Un principio generale che travolge l’eccezione Netanyahu

Magyar, che guida il partito Tisza e ha costruito la campagna elettorale sul ritorno a una politica estera più prevedibile e allineata agli standard europei, ha però tenuto a sottolineare che non si tratta di una ritorsione mirata contro Israele. «Credo che se un Paese è membro della Corte penale internazionale e una persona ricercata dalla Corte entra nel nostro territorio, allora quella persona deve essere arrestata». Un principio generale che, per quanto esposto in termini astratti, va a impattare direttamente sulla figura del primo ministro israeliano. L’invito formale a partecipare alle celebrazioni dell’ottobre 2026 era già stato trasmesso, e Magyar non lo ha ritirato; si è limitato a ricordare, con una punta di ironia istituzionale, che «non è necessario spiegare tutto al telefono, presumo che ogni capo di Stato e di governo conosca queste leggi». Una frase che lascia intendere come il destino di un eventuale viaggio sia ora esclusivamente nelle mani di Netanyahu, chiamato a scegliere se mettere piede in un territorio dove i pubblici ufficiali avrebbero l’obbligo formale di eseguire il fermo.

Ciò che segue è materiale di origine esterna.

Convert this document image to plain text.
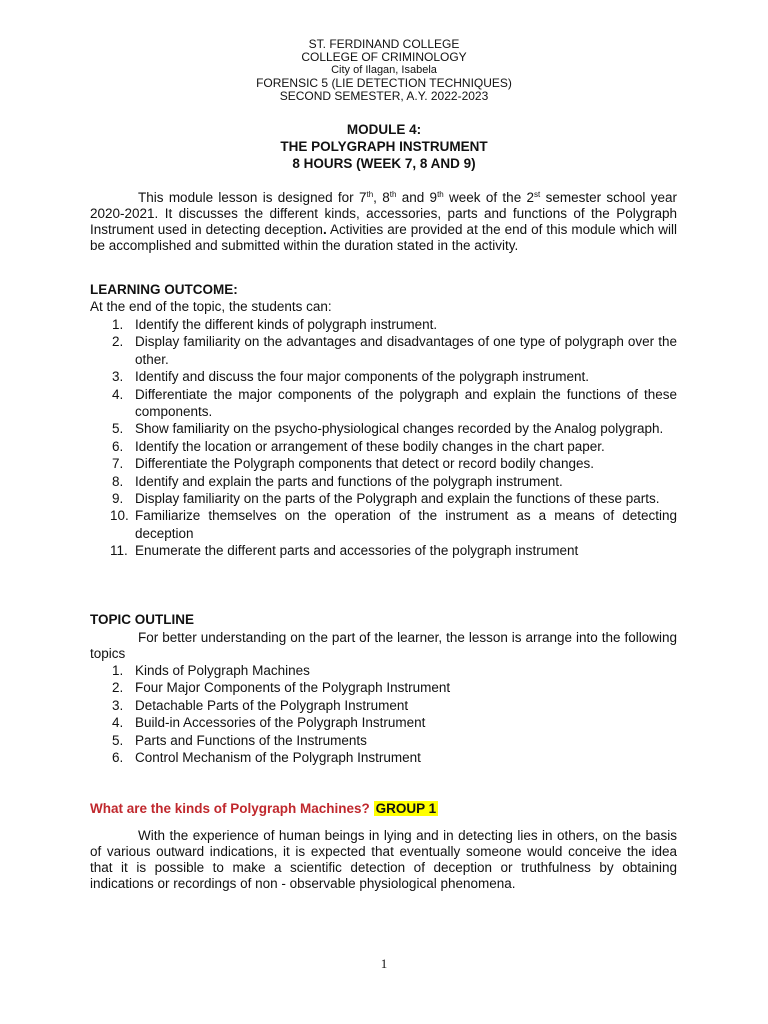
ST. FERDINAND COLLEGE
COLLEGE OF CRIMINOLOGY
City of Ilagan, Isabela
FORENSIC 5 (LIE DETECTION TECHNIQUES)
SECOND SEMESTER, A.Y. 2022-2023
MODULE 4:
THE POLYGRAPH INSTRUMENT
8 HOURS (WEEK 7, 8 AND 9)
This module lesson is designed for 7th, 8th and 9th week of the 2st semester school year 2020-2021. It discusses the different kinds, accessories, parts and functions of the Polygraph Instrument used in detecting deception. Activities are provided at the end of this module which will be accomplished and submitted within the duration stated in the activity.
LEARNING OUTCOME:
At the end of the topic, the students can:
1. Identify the different kinds of polygraph instrument.
2. Display familiarity on the advantages and disadvantages of one type of polygraph over the other.
3. Identify and discuss the four major components of the polygraph instrument.
4. Differentiate the major components of the polygraph and explain the functions of these components.
5. Show familiarity on the psycho-physiological changes recorded by the Analog polygraph.
6. Identify the location or arrangement of these bodily changes in the chart paper.
7. Differentiate the Polygraph components that detect or record bodily changes.
8. Identify and explain the parts and functions of the polygraph instrument.
9. Display familiarity on the parts of the Polygraph and explain the functions of these parts.
10. Familiarize themselves on the operation of the instrument as a means of detecting deception
11. Enumerate the different parts and accessories of the polygraph instrument
TOPIC OUTLINE
For better understanding on the part of the learner, the lesson is arrange into the following topics
1. Kinds of Polygraph Machines
2. Four Major Components of the Polygraph Instrument
3. Detachable Parts of the Polygraph Instrument
4. Build-in Accessories of the Polygraph Instrument
5. Parts and Functions of the Instruments
6. Control Mechanism of the Polygraph Instrument
What are the kinds of Polygraph Machines? GROUP 1
With the experience of human beings in lying and in detecting lies in others, on the basis of various outward indications, it is expected that eventually someone would conceive the idea that it is possible to make a scientific detection of deception or truthfulness by obtaining indications or recordings of non - observable physiological phenomena.
1
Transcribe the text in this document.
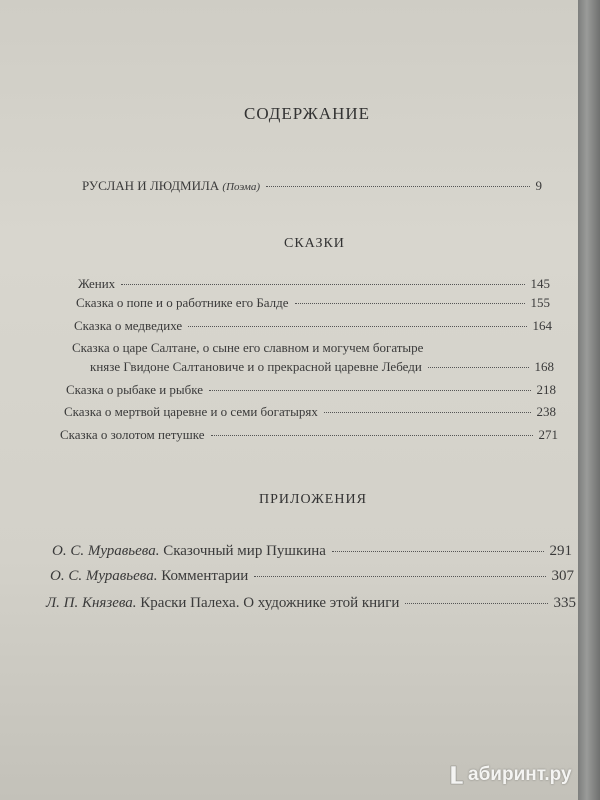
СОДЕРЖАНИЕ
РУСЛАН И ЛЮДМИЛА (Поэма)	9
СКАЗКИ
Жених	145
Сказка о попе и о работнике его Балде	155
Сказка о медведихе	164
Сказка о царе Салтане, о сыне его славном и могучем богатыре
князе Гвидоне Салтановиче и о прекрасной царевне Лебеди	168
Сказка о рыбаке и рыбке	218
Сказка о мертвой царевне и о семи богатырях	238
Сказка о золотом петушке	271
ПРИЛОЖЕНИЯ
О. С. Муравьева. Сказочный мир Пушкина	291
О. С. Муравьева. Комментарии	307
Л. П. Князева. Краски Палеха. О художнике этой книги	335
абиринт.ру
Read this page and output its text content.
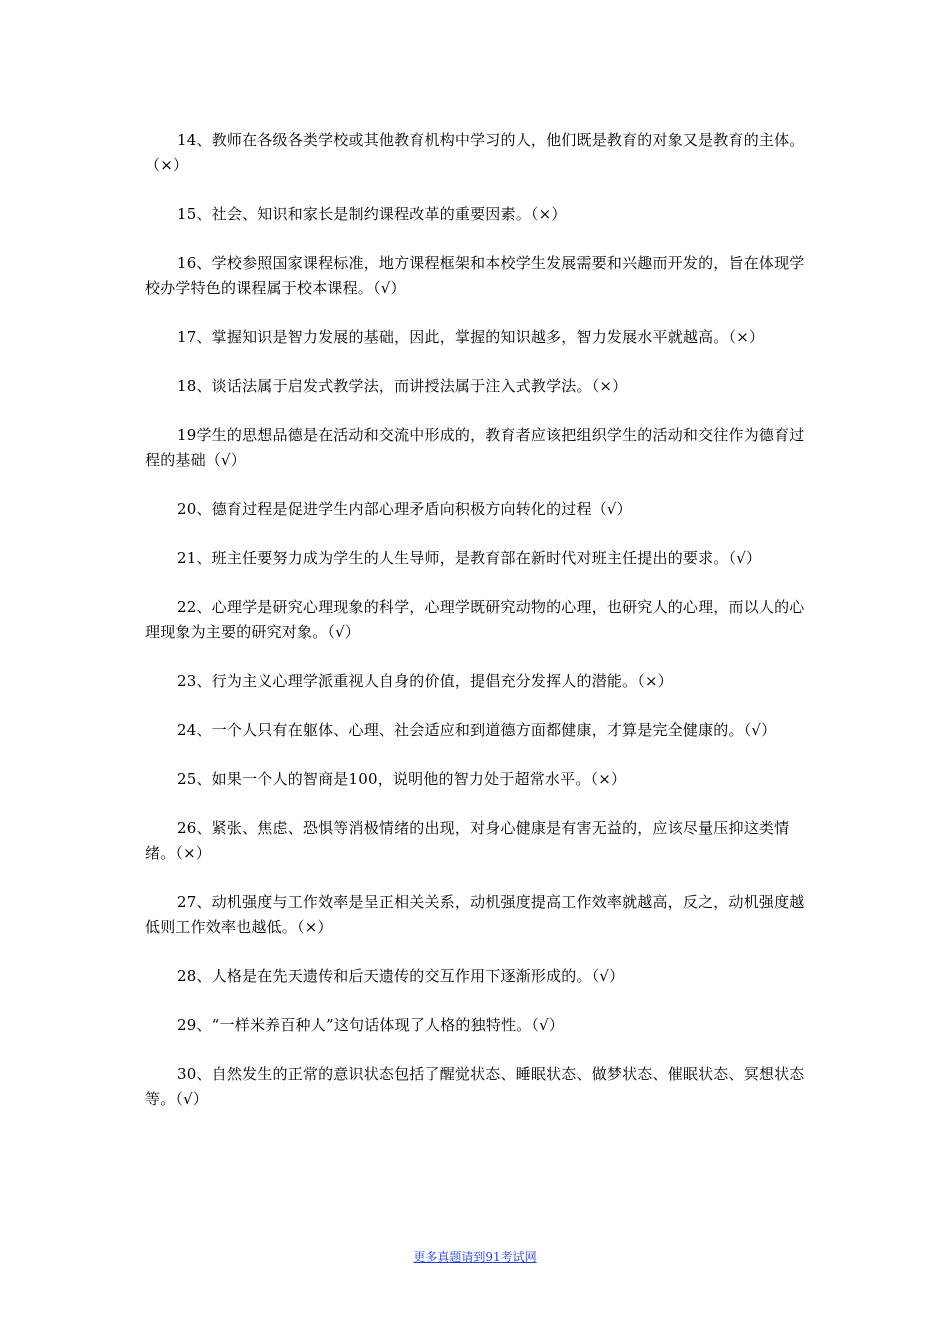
14、教师在各级各类学校或其他教育机构中学习的人，他们既是教育的对象又是教育的主体。（×）
15、社会、知识和家长是制约课程改革的重要因素。（×）
16、学校参照国家课程标准，地方课程框架和本校学生发展需要和兴趣而开发的，旨在体现学校办学特色的课程属于校本课程。（√）
17、掌握知识是智力发展的基础，因此，掌握的知识越多，智力发展水平就越高。（×）
18、谈话法属于启发式教学法，而讲授法属于注入式教学法。（×）
19学生的思想品德是在活动和交流中形成的，教育者应该把组织学生的活动和交往作为德育过程的基础（√）
20、德育过程是促进学生内部心理矛盾向积极方向转化的过程（√）
21、班主任要努力成为学生的人生导师，是教育部在新时代对班主任提出的要求。（√）
22、心理学是研究心理现象的科学，心理学既研究动物的心理，也研究人的心理，而以人的心理现象为主要的研究对象。（√）
23、行为主义心理学派重视人自身的价值，提倡充分发挥人的潜能。（×）
24、一个人只有在躯体、心理、社会适应和到道德方面都健康，才算是完全健康的。（√）
25、如果一个人的智商是100，说明他的智力处于超常水平。（×）
26、紧张、焦虑、恐惧等消极情绪的出现，对身心健康是有害无益的，应该尽量压抑这类情绪。（×）
27、动机强度与工作效率是呈正相关关系，动机强度提高工作效率就越高，反之，动机强度越低则工作效率也越低。（×）
28、人格是在先天遗传和后天遗传的交互作用下逐渐形成的。（√）
29、“一样米养百种人”这句话体现了人格的独特性。（√）
30、自然发生的正常的意识状态包括了醒觉状态、睡眠状态、做梦状态、催眠状态、冥想状态等。（√）
更多真题请到91考试网
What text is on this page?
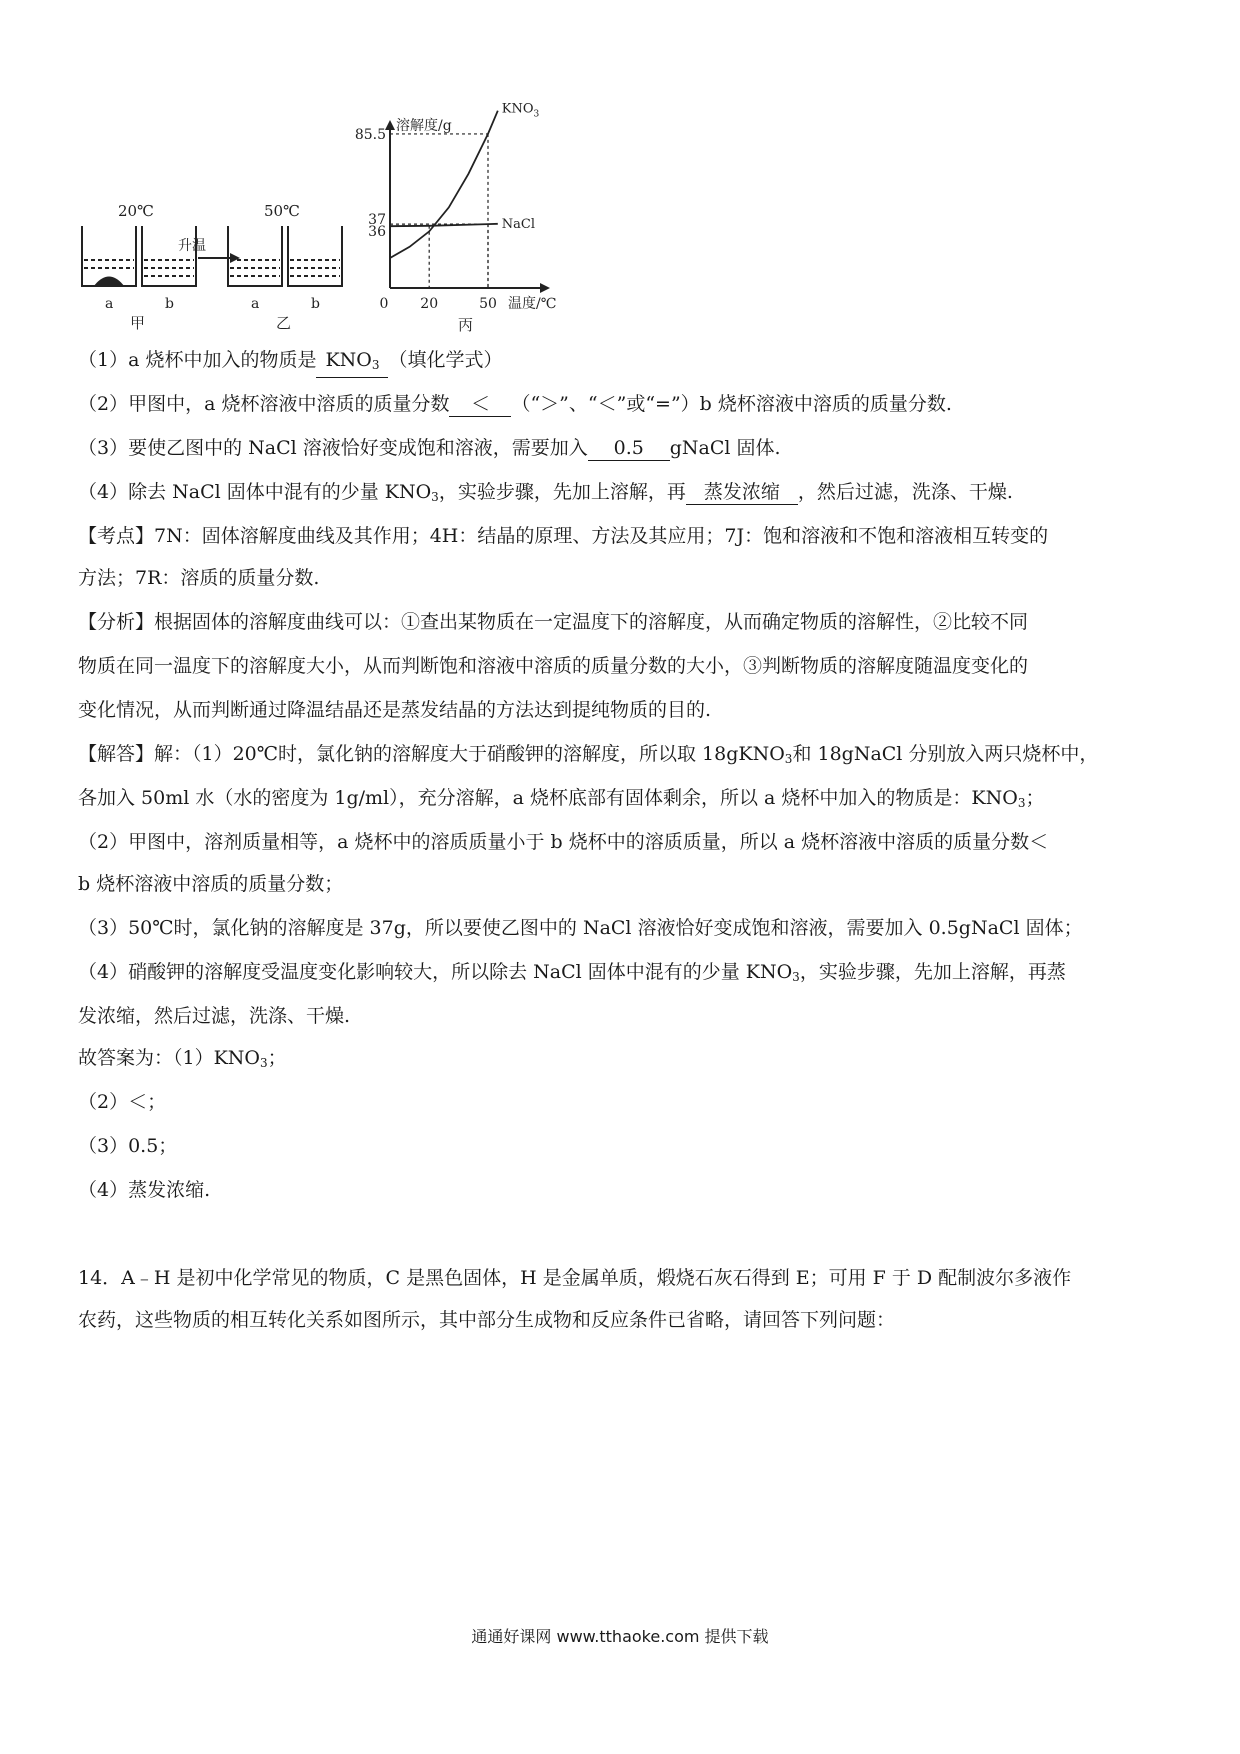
20℃
a	b
甲
升温
50℃
a	b
乙
溶解度/g
温度/℃
丙
36
37
85.5
0 20	50
$KNO_3$
NaCl
（1）a 烧杯中加入的物质是 $KNO_3$ （填化学式）
（2）甲图中，a 烧杯溶液中溶质的质量分数 ＜ （“＞”、“＜”或“=”）b 烧杯溶液中溶质的质量分数.
（3）要使乙图中的 NaCl 溶液恰好变成饱和溶液，需要加入 0.5 gNaCl 固体.
（4）除去 NaCl 固体中混有的少量 $KNO_3$，实验步骤，先加上溶解，再 蒸发浓缩 ，然后过滤，洗涤、干燥.
【考点】7N：固体溶解度曲线及其作用；4H：结晶的原理、方法及其应用；7J：饱和溶液和不饱和溶液相互转变的
方法；7R：溶质的质量分数.
【分析】根据固体的溶解度曲线可以：①查出某物质在一定温度下的溶解度，从而确定物质的溶解性，②比较不同
物质在同一温度下的溶解度大小，从而判断饱和溶液中溶质的质量分数的大小，③判断物质的溶解度随温度变化的
变化情况，从而判断通过降温结晶还是蒸发结晶的方法达到提纯物质的目的.
【解答】解：（1）20℃时，氯化钠的溶解度大于硝酸钾的溶解度，所以取 18gKNO$_3$和 18gNaCl 分别放入两只烧杯中，
各加入 50ml 水（水的密度为 1g/ml），充分溶解，a 烧杯底部有固体剩余，所以 a 烧杯中加入的物质是：$KNO_3$；
（2）甲图中，溶剂质量相等，a 烧杯中的溶质质量小于 b 烧杯中的溶质质量，所以 a 烧杯溶液中溶质的质量分数＜
b 烧杯溶液中溶质的质量分数；
（3）50℃时，氯化钠的溶解度是 37g，所以要使乙图中的 NaCl 溶液恰好变成饱和溶液，需要加入 0.5gNaCl 固体；
（4）硝酸钾的溶解度受温度变化影响较大，所以除去 NaCl 固体中混有的少量 $KNO_3$，实验步骤，先加上溶解，再蒸
发浓缩，然后过滤，洗涤、干燥.
故答案为：$(1)KNO_3$；
（2）＜；
（3）0.5；
（4）蒸发浓缩.
14．A﹣H 是初中化学常见的物质，C 是黑色固体，H 是金属单质，煅烧石灰石得到 E；可用 F 于 D 配制波尔多液作
农药，这些物质的相互转化关系如图所示，其中部分生成物和反应条件已省略，请回答下列问题：
通通好课网 www.tthaoke.com 提供下载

Le crepe nel fronte europeo e la solitudine dell’alleato ungherese

La presa di posizione della futura maggioranza di Budapest si inserisce in un quadro europeo ancora profondamente frammentato. Se è vero che i 124 membri della Cpi sono teoricamente vincolati al rispetto dei mandati, la prassi degli ultimi mesi ha dimostrato come molti governi abbiano cercato delle scappatoie. Parigi, per esempio, ha invocato l’articolo 98 dello statuto per sostenere che l’arresto di un capo di governo straniero sarebbe incompatibile con gli accordi bilaterali sulle immunità diplomatiche. Anche Roma e Berlino, ai tempi del governo Scholz, avevano fatto sapere di non poter immaginare un’esecuzione forzata del mandato sul proprio suolo. In questo contesto di incertezze e distinguo, l’Ungheria di Magyar si propone quindi come il primo paese membro dell’Unione a dichiarare in modo esplicito e senza condizioni la propria disponibilità a trasformare il mandato della Cpi in un atto concreto, anche a costo di innescare una crisi diplomatica con uno degli alleati più potenti del Medio Oriente.